Costa Rica is the second country, after Barbados, to benefit from the new Resilience and Sustainability Facility (SRS) launched in May to support poor or vulnerable countries in the face of long-term difficulties caused by global warming.

The new facility “would support Costa Rica’s pioneering efforts to assess climate risks, decarbonize its economy, strengthen the resilience of its infrastructure, as well as green the reserves of the BCCR (Central Bank of Costa Rica) and the financial sector,” says Manuela Goretti, head of the IMF team that visited the country from September 20 to October 3. 

The new instrument will provide resources with longer maturities and more accessible terms, the note notes.

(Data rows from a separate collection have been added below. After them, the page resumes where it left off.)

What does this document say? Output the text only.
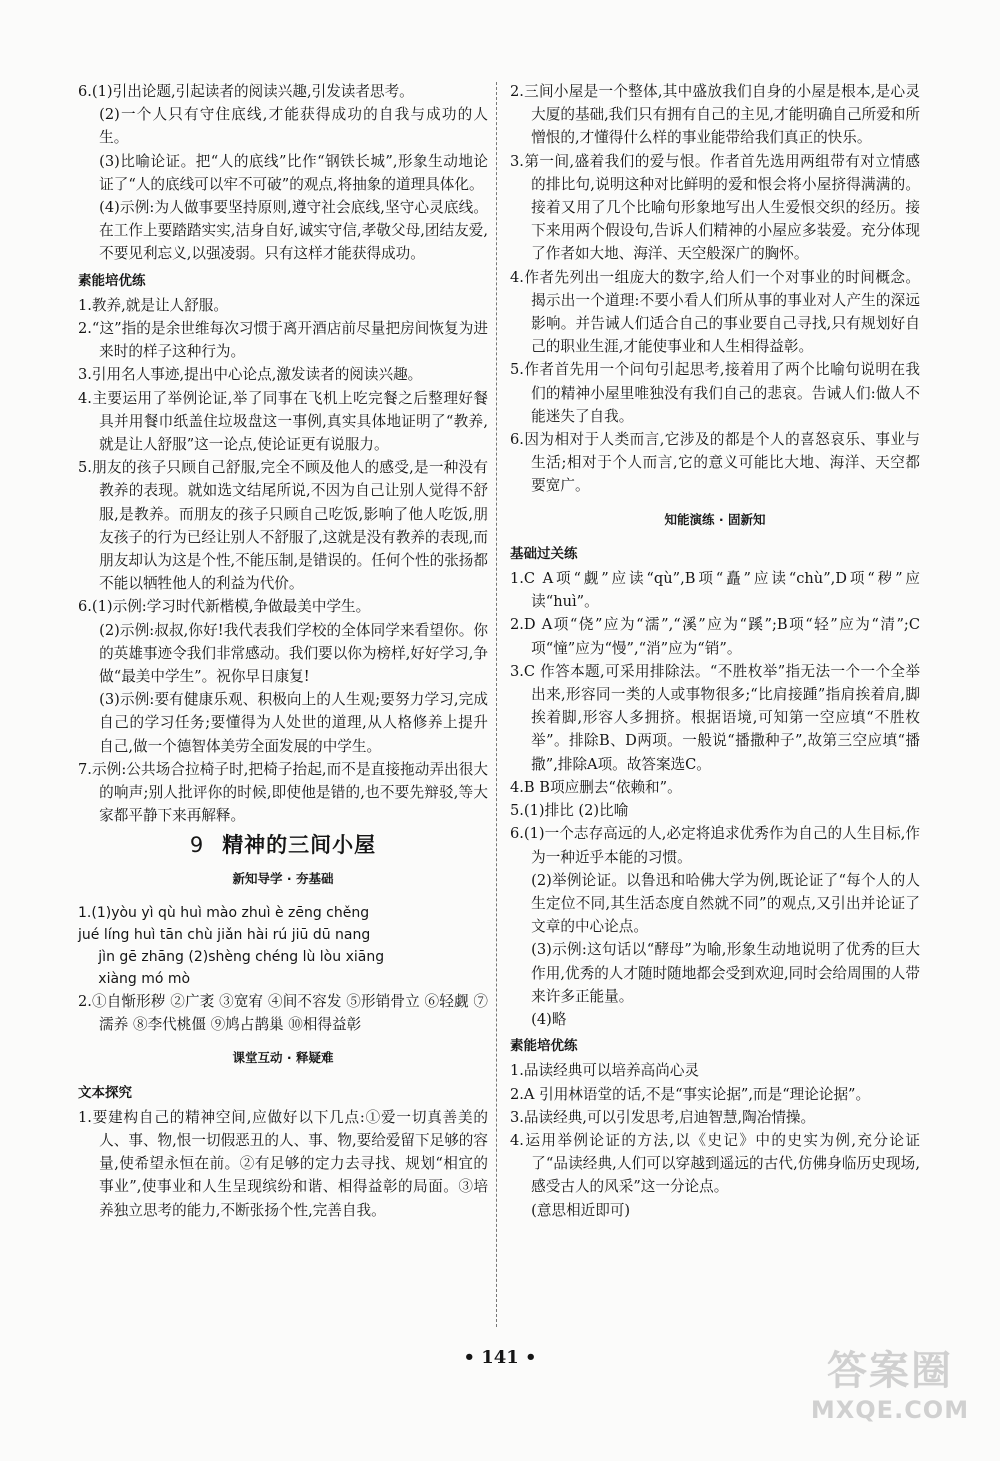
6.(1)引出论题,引起读者的阅读兴趣,引发读者思考。
(2)一个人只有守住底线,才能获得成功的自我与成功的人生。
(3)比喻论证。把“人的底线”比作“钢铁长城”,形象生动地论证了“人的底线可以牢不可破”的观点,将抽象的道理具体化。
(4)示例:为人做事要坚持原则,遵守社会底线,坚守心灵底线。在工作上要踏踏实实,洁身自好,诚实守信,孝敬父母,团结友爱,不要见利忘义,以强凌弱。只有这样才能获得成功。
素能培优练
1.教养,就是让人舒服。
2.“这”指的是余世维每次习惯于离开酒店前尽量把房间恢复为进来时的样子这种行为。
3.引用名人事迹,提出中心论点,激发读者的阅读兴趣。
4.主要运用了举例论证,举了同事在飞机上吃完餐之后整理好餐具并用餐巾纸盖住垃圾盘这一事例,真实具体地证明了“教养,就是让人舒服”这一论点,使论证更有说服力。
5.朋友的孩子只顾自己舒服,完全不顾及他人的感受,是一种没有教养的表现。就如选文结尾所说,不因为自己让别人觉得不舒服,是教养。而朋友的孩子只顾自己吃饭,影响了他人吃饭,朋友孩子的行为已经让别人不舒服了,这就是没有教养的表现,而朋友却认为这是个性,不能压制,是错误的。任何个性的张扬都不能以牺牲他人的利益为代价。
6.(1)示例:学习时代新楷模,争做最美中学生。
(2)示例:叔叔,你好!我代表我们学校的全体同学来看望你。你的英雄事迹令我们非常感动。我们要以你为榜样,好好学习,争做“最美中学生”。祝你早日康复!
(3)示例:要有健康乐观、积极向上的人生观;要努力学习,完成自己的学习任务;要懂得为人处世的道理,从人格修养上提升自己,做一个德智体美劳全面发展的中学生。
7.示例:公共场合拉椅子时,把椅子抬起,而不是直接拖动弄出很大的响声;别人批评你的时候,即使他是错的,也不要先辩驳,等大家都平静下来再解释。
9 精神的三间小屋
新知导学 · 夯基础
1.(1)yòu yì qù huì mào zhuì è zēng chěng
jué líng huì tān chù jiǎn hài rú jiū dū nang
jìn gē zhāng (2)shèng chéng lù lòu xiāng
xiàng mó mò
2.①自惭形秽 ②广袤 ③宽宥 ④间不容发 ⑤形销骨立 ⑥轻觑 ⑦濡养 ⑧李代桃僵 ⑨鸠占鹊巢 ⑩相得益彰
课堂互动 · 释疑难
文本探究
1.要建构自己的精神空间,应做好以下几点:①爱一切真善美的人、事、物,恨一切假恶丑的人、事、物,要给爱留下足够的容量,使希望永恒在前。②有足够的定力去寻找、规划“相宜的事业”,使事业和人生呈现缤纷和谐、相得益彰的局面。③培养独立思考的能力,不断张扬个性,完善自我。
2.三间小屋是一个整体,其中盛放我们自身的小屋是根本,是心灵大厦的基础,我们只有拥有自己的主见,才能明确自己所爱和所憎恨的,才懂得什么样的事业能带给我们真正的快乐。
3.第一间,盛着我们的爱与恨。作者首先选用两组带有对立情感的排比句,说明这种对比鲜明的爱和恨会将小屋挤得满满的。接着又用了几个比喻句形象地写出人生爱恨交织的经历。接下来用两个假设句,告诉人们精神的小屋应多装爱。充分体现了作者如大地、海洋、天空般深广的胸怀。
4.作者先列出一组庞大的数字,给人们一个对事业的时间概念。揭示出一个道理:不要小看人们所从事的事业对人产生的深远影响。并告诫人们适合自己的事业要自己寻找,只有规划好自己的职业生涯,才能使事业和人生相得益彰。
5.作者首先用一个问句引起思考,接着用了两个比喻句说明在我们的精神小屋里唯独没有我们自己的悲哀。告诫人们:做人不能迷失了自我。
6.因为相对于人类而言,它涉及的都是个人的喜怒哀乐、事业与生活;相对于个人而言,它的意义可能比大地、海洋、天空都要宽广。
知能演练 · 固新知
基础过关练
1.C A项“觑”应读“qù”,B项“矗”应读“chù”,D项“秽”应读“huì”。
2.D A项“侥”应为“濡”,“溪”应为“蹊”;B项“轻”应为“清”;C项“憧”应为“慢”,“消”应为“销”。
3.C 作答本题,可采用排除法。“不胜枚举”指无法一个一个全举出来,形容同一类的人或事物很多;“比肩接踵”指肩挨着肩,脚挨着脚,形容人多拥挤。根据语境,可知第一空应填“不胜枚举”。排除B、D两项。一般说“播撒种子”,故第三空应填“播撒”,排除A项。故答案选C。
4.B B项应删去“依赖和”。
5.(1)排比 (2)比喻
6.(1)一个志存高远的人,必定将追求优秀作为自己的人生目标,作为一种近乎本能的习惯。
(2)举例论证。以鲁迅和哈佛大学为例,既论证了“每个人的人生定位不同,其生活态度自然就不同”的观点,又引出并论证了文章的中心论点。
(3)示例:这句话以“酵母”为喻,形象生动地说明了优秀的巨大作用,优秀的人才随时随地都会受到欢迎,同时会给周围的人带来许多正能量。
(4)略
素能培优练
1.品读经典可以培养高尚心灵
2.A 引用林语堂的话,不是“事实论据”,而是“理论论据”。
3.品读经典,可以引发思考,启迪智慧,陶冶情操。
4.运用举例论证的方法,以《史记》中的史实为例,充分论证了“品读经典,人们可以穿越到遥远的古代,仿佛身临历史现场,感受古人的风采”这一分论点。
(意思相近即可)
• 141 •	答案圈
MXQE.COM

Reform measures will continue to be closely coordinated with the World Bank, the Inter-American Development Bank (IDB) and other international partners, it adds.

The team headed by Goretti also conducted the third review of Costa Rica’s $1.8 billion financial agreement with the Fund to see if the country met the conditions for a new disbursement of $264 million.

“The fiscal targets foreseen in the program were comfortably met,” says Goretti, who believes that “the authorities are on track.”

The authorities of Costa Rica, whose economy will grow by around 4.4% this year, “must move forward with their ambitious plans to increase the fairness and progressivity of personal income taxes, improve the equity and efficiency of public spending, and strengthen debt management”.

The Costa Rican government announced in mid-August the sale of two public banks, for US$1.8 billion, to pay part of its debt, which at that date reached approximately 70% of Gross Domestic Product (GDP).